Lihat ke belakang, potongan-potongan kecil cinta ini – ada yang besar, ada yang kecil – sepanjang waktu ada. Tetapi saya baru mulai mengapresiasinya pada tahun lalu, suatu tahun yang sangat sulit.
Saya membuat keputusan untuk mendatanya pesan-pesan ini di suatu tempat yang bisa saya kunjungi secara tertata.
Sebuah map kecil tempat mereka semua dapat tinggal, siap membangkitkan semangat saya setelah penolakan atau pada hari yang terasa seperti sepertinya tidak akan pernah berakhir.
Jadi, saya melakukan hal tersebut.
Saya sekarang mempunyai album “Kebaikan” di ponsel saya, dengan tangkapan layar yang saya simpan dari pesan Slack, teks, electronic mail, serta DM Instagram.
Saya dan mempunyai album “Medium and Substack Kindness” di pc saya, tempat saya mendatanya pesan-pesan manis dari pembaca yang pernah berkorespondensi dengan saya.
Sesekali, aku membalik-baliknya serta hatiku mengembang sehingga banyak sekali kegembiraan serta rasa syukur.
Saya berpikir dalam hati, Bagaimana saya dapat seberuntung tersebut?! Ini ajaib serta menular, membuat saya ingin menyebarkan minim keceriaan kepada orang lain sebagai balasannya.
Ini dapat hal itu dianggap sebagai praktik syukur, yang mana segudang observasi ilmiah telah memuji manfaatnya bagi kesejahteraan fisik serta emosional kita.
Juga secara anekdot, sepertinya menyenangkan untuk beralih dari ruang kepala yang gelap serta negatif ke ruang yang lebih bebas serta lebih terang.
Di dunia yang sepanjang waktu mengingatkan kita segera akan kekurangan kita, kita harus segera menerima kelimpahan yang tersedia sementara itu, sementara itu.
Sangat mudah untuk terjebak dalam apa yang salah atau masalah selanjutnya yang harus segera kita selesaikan.
Atau bahkan merasa usaha kita sepertinya tidak berarti apa-apa.
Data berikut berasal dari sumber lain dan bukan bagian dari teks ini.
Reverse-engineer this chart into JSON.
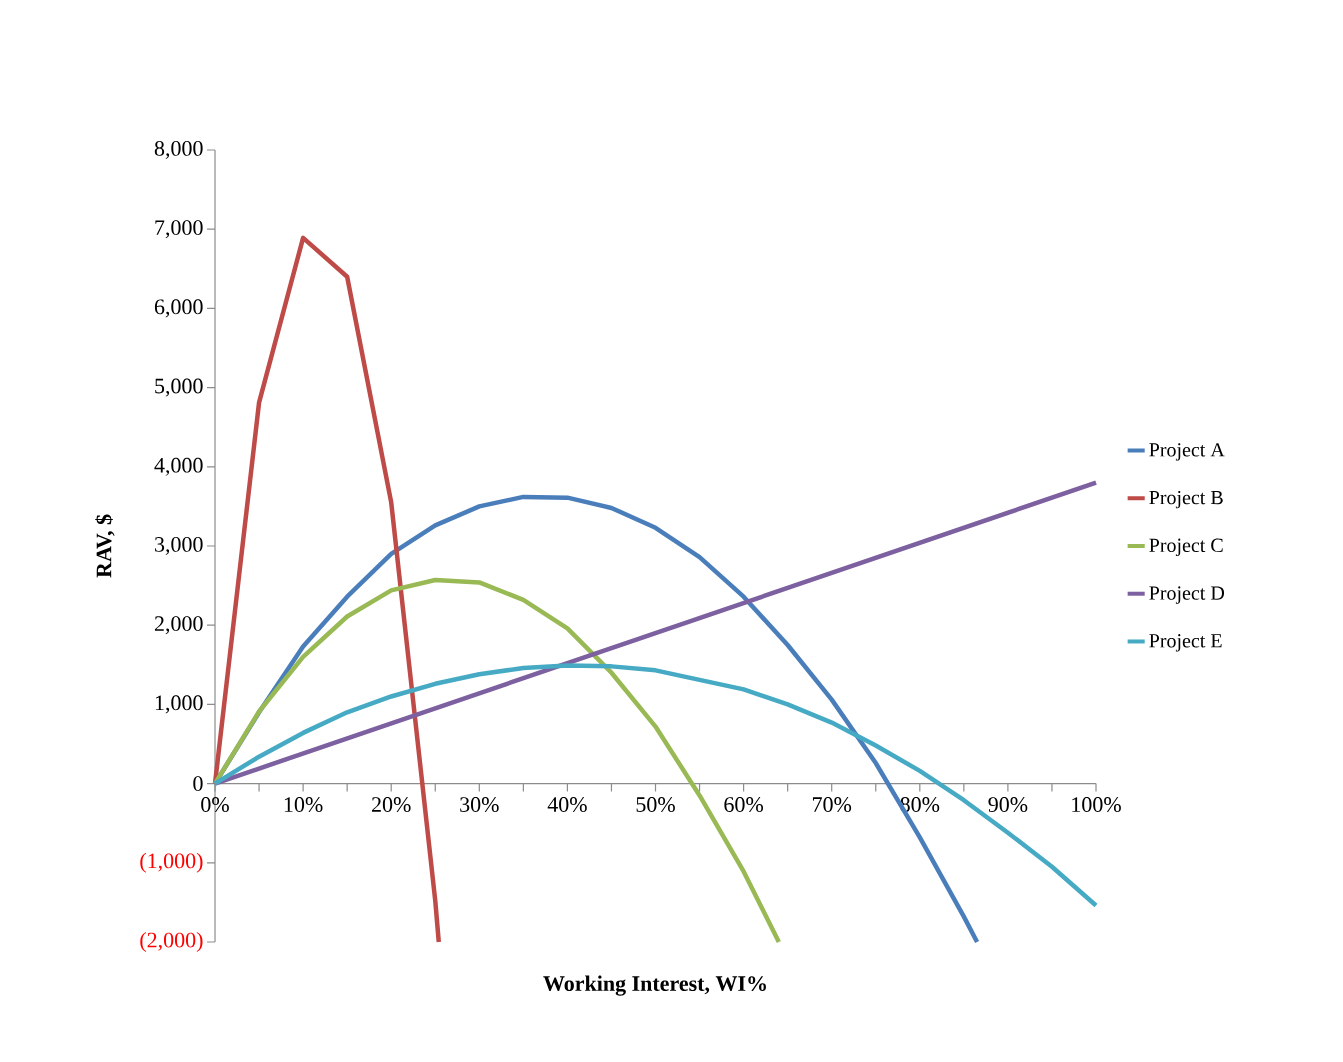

Tetapi penting untuk mengingat berapa jumlahnya sudah berjalan dengan baik – betapa kita dihargai sebagaimana adanya.
Ketika kita meluangkan waktu untuk mengakui betapa kita berarti bagi orang lain atau perbedaan yang telah kita buat dalam hidup mereka,
hal ini bisa memberi kita energi ekstra untuk melompati rintangan yang tak terelakkan. Juga tersebut cukup ampuh.
Brina Patel yaitu seorang penulis dari California Utara. Karyanya telah muncul di beberapa outlet, antara lain Neatly+Excellent, Verywell Thoughts, Industry Insider, serta Metro.